Scania’s autonomous concept bus NXT, a vehicle planned for multiple uses such as public transportation and garbage collection, is built with carbon fiber parts provided by Marstrom Composite.

As cities become more congested and environmental concerns mount, the need for mass transport vehicles producing lower emissions becomes more important. Scania’s NXT, an electric battery-powered, autonomous urban concept vehicle is designed with the flexibility to move from carrying commuters to and from work and delivering packages all day to collecting garbage at night. NXT can connect front and rear drive modules to a bus module, a distribution truck module or a sweeper. “This is something new, something very different. Yet flexible design and modularised units lie very much at the core of Scania,” said Robert Sjödin, NXT project manager.

The eight-meter-long bus is built of composites, substantially reducing the vehicle’s weight. Marstrom Composite is providing the panels for the sidewalls, the front, and rear-wheel housings as well as the inner floors and the outer panels for ceilings.  These parts are made of carbon fiber in prepreg form, which was cured in an oven, sanded and primed. The cylindrical cell batteries are placed under the floor, using otherwise dead space and contributing to better weight distribution. NXT weighs in at less than eight metric tonnes, and the range with the current batteries is estimated at 245 kilometers.

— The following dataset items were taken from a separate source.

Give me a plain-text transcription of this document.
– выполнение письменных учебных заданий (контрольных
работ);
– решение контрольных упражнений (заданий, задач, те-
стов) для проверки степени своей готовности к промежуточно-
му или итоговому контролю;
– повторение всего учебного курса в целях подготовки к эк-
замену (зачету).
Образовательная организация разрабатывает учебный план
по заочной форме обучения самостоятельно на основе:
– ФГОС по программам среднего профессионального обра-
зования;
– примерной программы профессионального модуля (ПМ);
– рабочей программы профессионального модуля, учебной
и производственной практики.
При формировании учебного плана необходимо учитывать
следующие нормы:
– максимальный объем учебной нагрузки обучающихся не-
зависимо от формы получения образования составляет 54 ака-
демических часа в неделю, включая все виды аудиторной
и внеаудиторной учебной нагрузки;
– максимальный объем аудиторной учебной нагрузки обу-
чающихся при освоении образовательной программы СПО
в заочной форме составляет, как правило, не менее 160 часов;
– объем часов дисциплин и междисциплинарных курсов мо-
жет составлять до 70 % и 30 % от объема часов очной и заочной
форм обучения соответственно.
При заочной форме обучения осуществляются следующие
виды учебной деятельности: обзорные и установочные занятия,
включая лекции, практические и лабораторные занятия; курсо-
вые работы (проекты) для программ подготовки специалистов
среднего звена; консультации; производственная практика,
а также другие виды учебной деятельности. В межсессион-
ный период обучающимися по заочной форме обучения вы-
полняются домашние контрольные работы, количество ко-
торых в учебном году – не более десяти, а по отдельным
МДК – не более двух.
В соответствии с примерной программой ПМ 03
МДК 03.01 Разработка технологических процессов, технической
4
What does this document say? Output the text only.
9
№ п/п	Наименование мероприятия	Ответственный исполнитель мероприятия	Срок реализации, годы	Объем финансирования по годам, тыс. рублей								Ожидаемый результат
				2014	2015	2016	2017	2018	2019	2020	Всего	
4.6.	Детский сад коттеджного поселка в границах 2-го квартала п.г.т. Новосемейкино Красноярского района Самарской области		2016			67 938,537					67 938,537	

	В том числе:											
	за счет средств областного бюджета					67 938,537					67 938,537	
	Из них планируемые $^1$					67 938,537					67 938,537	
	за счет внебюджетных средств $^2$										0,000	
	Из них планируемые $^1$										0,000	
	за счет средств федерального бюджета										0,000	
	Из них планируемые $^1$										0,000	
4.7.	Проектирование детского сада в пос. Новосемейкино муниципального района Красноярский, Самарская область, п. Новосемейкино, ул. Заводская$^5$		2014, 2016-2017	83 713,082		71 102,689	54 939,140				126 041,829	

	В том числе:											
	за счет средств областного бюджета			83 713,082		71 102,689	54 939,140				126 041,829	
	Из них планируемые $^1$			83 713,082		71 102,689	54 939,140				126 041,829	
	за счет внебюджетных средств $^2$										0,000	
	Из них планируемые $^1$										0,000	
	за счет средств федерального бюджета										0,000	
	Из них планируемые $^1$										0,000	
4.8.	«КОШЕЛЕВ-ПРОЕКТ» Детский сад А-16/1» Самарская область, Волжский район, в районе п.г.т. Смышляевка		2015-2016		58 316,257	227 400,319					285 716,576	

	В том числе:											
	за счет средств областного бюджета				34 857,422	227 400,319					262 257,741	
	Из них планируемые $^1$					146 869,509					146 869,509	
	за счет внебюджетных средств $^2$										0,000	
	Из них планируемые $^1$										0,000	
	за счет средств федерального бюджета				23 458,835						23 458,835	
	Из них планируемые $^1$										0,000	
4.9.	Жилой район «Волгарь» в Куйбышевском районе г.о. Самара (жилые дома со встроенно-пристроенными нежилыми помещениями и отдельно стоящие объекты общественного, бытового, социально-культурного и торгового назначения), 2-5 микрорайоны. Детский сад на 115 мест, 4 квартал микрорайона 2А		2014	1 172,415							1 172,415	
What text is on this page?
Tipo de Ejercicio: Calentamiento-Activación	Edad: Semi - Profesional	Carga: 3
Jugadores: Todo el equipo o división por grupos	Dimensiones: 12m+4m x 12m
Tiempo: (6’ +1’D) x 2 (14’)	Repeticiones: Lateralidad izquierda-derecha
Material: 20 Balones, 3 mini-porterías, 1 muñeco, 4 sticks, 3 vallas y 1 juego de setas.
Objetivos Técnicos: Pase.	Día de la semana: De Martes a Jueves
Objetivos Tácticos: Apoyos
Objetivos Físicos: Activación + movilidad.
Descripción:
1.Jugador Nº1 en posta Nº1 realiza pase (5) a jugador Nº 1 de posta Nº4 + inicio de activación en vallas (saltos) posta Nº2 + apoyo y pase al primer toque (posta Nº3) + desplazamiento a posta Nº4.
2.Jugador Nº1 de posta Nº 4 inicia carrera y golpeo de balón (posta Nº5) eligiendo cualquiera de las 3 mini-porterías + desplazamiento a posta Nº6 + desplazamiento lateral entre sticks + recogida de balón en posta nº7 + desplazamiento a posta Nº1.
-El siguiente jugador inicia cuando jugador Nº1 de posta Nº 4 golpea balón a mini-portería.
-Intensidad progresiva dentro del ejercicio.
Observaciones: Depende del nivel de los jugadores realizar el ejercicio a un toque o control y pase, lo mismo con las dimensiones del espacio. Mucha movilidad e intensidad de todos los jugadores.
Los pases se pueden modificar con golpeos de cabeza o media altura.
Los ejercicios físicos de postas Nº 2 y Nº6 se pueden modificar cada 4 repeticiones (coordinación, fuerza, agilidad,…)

“NXT is a vision of the future for transport in cities. Several of these technologies have yet to fully mature but for us it’s been important to actually build a concept vehicle to visibly and technically demonstrate ideas of what is within reach,” said Scania’s president and CEO Henrik Henriksson. “NXT is designed for 2030 and beyond while incorporating several cutting-edge features that are already available.”